Case Studies in Thermal Engineering (Sep 2024)
Aerodynamic optimization of multi-stage axial turbine based on pre-screening strategy and directly manipulated free-form deformation
Abstract
To address the challenges of multiple design variables, long evaluation times, and poor global search capability of traditional surrogate-assisted algorithms that rely on the complete substitution of accurate function evaluations in the turbine aerodynamic optimization process, a pre-screening surrogate-assisted elitist preservation genetic algorithm (pre-SAEGA) optimizer is proposed. Pre-screening strategy in the pre-SAEGA can screen samples instead of directly estimating them, thereby reducing expensive evaluations in each generation.
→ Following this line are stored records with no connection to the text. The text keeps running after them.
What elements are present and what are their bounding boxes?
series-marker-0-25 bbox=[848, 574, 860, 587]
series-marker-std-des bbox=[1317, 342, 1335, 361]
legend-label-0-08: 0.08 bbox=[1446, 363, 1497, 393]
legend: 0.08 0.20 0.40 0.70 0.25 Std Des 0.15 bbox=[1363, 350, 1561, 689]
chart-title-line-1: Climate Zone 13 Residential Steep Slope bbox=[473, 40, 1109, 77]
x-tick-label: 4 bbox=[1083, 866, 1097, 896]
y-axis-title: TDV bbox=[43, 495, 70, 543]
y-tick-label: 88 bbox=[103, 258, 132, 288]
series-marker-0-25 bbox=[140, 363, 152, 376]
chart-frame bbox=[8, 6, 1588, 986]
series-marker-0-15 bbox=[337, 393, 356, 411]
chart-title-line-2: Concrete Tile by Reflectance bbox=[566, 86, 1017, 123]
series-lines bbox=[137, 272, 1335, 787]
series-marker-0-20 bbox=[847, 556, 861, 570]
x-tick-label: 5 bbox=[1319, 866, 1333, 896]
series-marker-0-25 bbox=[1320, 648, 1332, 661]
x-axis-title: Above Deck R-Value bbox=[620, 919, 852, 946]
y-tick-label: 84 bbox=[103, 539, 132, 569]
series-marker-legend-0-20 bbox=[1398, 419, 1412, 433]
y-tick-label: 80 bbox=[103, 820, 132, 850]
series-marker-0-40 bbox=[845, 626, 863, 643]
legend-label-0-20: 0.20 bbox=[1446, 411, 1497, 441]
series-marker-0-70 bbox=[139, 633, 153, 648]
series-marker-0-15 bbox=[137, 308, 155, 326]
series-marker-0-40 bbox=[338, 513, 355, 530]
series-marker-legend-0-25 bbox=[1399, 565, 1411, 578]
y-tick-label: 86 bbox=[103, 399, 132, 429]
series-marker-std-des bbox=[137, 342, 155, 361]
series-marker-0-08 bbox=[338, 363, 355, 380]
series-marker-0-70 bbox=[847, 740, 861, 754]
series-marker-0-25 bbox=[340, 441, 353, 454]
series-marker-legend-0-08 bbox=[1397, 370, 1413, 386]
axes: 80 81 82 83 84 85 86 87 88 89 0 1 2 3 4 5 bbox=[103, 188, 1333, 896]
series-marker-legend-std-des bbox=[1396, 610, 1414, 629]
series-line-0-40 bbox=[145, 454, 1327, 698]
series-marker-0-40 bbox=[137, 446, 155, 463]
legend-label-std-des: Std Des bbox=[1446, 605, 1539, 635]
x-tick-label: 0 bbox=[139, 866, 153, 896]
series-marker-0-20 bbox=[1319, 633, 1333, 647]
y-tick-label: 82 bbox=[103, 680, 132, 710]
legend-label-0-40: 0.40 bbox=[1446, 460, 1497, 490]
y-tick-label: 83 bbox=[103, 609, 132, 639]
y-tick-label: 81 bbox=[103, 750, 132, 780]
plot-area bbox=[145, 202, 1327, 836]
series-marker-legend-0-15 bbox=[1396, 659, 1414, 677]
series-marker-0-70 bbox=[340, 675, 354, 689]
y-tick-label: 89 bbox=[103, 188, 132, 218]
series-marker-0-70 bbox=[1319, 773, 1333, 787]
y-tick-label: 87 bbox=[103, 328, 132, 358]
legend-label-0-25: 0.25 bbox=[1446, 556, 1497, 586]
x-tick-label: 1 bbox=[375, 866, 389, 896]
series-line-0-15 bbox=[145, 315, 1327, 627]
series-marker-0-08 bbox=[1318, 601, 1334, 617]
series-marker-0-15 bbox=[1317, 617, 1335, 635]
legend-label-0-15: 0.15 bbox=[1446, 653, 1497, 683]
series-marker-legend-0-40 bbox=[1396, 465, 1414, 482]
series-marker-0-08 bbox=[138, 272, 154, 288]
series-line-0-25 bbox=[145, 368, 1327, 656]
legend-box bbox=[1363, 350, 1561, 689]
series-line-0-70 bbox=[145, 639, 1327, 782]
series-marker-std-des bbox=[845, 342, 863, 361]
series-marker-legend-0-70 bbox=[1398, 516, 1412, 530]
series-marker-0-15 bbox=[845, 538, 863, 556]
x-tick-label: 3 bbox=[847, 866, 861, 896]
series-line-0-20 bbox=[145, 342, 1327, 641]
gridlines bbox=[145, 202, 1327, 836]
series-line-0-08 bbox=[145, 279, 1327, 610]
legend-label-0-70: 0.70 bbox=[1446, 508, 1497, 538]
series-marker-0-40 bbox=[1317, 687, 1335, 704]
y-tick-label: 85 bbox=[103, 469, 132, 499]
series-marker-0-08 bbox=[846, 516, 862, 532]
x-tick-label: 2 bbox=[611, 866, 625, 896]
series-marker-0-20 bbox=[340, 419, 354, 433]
The directly manipulated free-form deformation (DFFD) method is applied to parameterized multi-stage axial turbines, and multi-degree-of-freedom flexible control is realized. Combining the pre-SAEGA with the DFFD method, a data-driven multi-stage axial turbine optimization platform is established. A two-stage axial turbine is the research object, and 44 design variables are selected for the combined optimization design of flow path and blade rows. The results show that the isentropic efficiency and flow rate improve by 1.33 % and 1.81 % respectively, and the pressure ratio decreases by 0.47 % at the turbine design point. The presented optimization platform not only improves the aerodynamic optimization effect but also significantly reduces the number of design variables and real evaluation samples, making it suitable for solving multi-stage turbine optimization problems with multiple degrees of freedom.